The mnoGoSearch project offers a bundled CGI search interface as default. This interface is nice and easy, and works with template files so you can modify them at will (almost). But sometimes (as in this case), you need to integrate this search interface into another project, for example a PHP application.
mnoGosearch also provides a PHP interface that you need to install (not so easily) on your system to be able to use PHP extension functions directly from your PHP project.
Let's consider this option in more details
The first word that comes to my mind here is "brainsquishing". Why does an install need to have the MySQL and PHP sources and recompile everything? Why isn't there an easy way to download some scripts, move them to the right place, and start to play? Apparently, this was the case previously and it stopped because integrating the mnoGoSearch functions into a C compiled extension to PHP was more efficient.
Well, for me, who just want a fast, integrable solution, it's just a bad point. Not only do you need to compile these, but you also need to have the MySQL and PHP sources at hand for this compile process. Most user that want to try it on a outsourced server where they don't have near-admin permissions will be unable to use that…
I did not get out of this compilation step, so I will write something here when I have.
Other considerations
ht://Dig (or its
rundig program) seems to rebuild the index database from scratch each time it runs. Written in C++.

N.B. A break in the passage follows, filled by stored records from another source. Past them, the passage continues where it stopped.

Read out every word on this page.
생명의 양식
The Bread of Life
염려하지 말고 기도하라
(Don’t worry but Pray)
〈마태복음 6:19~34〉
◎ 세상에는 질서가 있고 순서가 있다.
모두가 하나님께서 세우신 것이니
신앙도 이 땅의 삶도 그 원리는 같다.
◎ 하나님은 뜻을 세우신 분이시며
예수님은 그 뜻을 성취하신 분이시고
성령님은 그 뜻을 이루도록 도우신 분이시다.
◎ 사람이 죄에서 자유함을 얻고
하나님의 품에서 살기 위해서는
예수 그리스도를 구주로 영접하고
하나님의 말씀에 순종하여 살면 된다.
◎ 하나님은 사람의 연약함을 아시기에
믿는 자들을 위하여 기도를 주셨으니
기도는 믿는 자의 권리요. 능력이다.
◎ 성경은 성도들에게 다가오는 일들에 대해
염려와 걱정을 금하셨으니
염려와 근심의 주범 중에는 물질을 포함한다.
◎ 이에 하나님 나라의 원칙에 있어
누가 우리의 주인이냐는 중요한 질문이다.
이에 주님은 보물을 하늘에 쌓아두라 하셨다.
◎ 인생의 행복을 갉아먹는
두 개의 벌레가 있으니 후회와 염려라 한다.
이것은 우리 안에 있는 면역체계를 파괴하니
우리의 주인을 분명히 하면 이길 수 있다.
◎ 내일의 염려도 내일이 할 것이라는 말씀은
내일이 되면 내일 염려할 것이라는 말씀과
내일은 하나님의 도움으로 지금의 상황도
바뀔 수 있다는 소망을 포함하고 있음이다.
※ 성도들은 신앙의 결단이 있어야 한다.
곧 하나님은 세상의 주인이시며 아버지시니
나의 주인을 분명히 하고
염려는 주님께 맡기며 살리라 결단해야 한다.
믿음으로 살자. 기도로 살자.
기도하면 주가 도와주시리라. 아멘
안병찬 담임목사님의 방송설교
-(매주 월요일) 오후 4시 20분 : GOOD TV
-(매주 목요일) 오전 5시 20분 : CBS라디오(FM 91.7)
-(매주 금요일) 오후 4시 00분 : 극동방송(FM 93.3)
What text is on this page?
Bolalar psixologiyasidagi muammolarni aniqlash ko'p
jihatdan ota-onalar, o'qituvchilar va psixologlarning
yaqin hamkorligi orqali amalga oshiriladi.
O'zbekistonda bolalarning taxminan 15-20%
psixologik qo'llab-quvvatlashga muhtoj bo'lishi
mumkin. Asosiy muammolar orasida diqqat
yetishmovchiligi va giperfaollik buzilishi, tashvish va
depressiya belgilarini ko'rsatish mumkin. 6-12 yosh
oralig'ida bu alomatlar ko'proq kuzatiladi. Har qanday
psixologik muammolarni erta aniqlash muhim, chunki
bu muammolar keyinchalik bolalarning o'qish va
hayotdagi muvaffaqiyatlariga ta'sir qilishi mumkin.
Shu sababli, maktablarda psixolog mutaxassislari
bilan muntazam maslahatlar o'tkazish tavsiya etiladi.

mnoGoSearch only updates those indexes that are bound to modified sources (but does it work for database sources?). Uses database systems for creating index tables and can handle a dozen of different DBMS. Implements servers clustering and mirroring. Can do basic authentication if the webserver requires it and the settings are set for it. Supports weighting for pages structure. Supports compressed gzip format. Written in C.
Both systems can do search result highlighting.
[1] But mnoGoSearch (what about ht://Dig?) before version 3.2.34 didn't support cookies, so you had to configure PHP to use trans_sid, which meant the PHPSESSID was given in the URL. But you didn't want this PHPSESSID to appear in the index database, as users that would have clicked the link would have automatically been connected (depending on the session lifetime). So you had to implement something called ReverseAlias to get rid of this URL part before it got into the database. Things then became very hard to do as there was a big lack of documentation on how to use this in combination with a list of servers kept in a database table.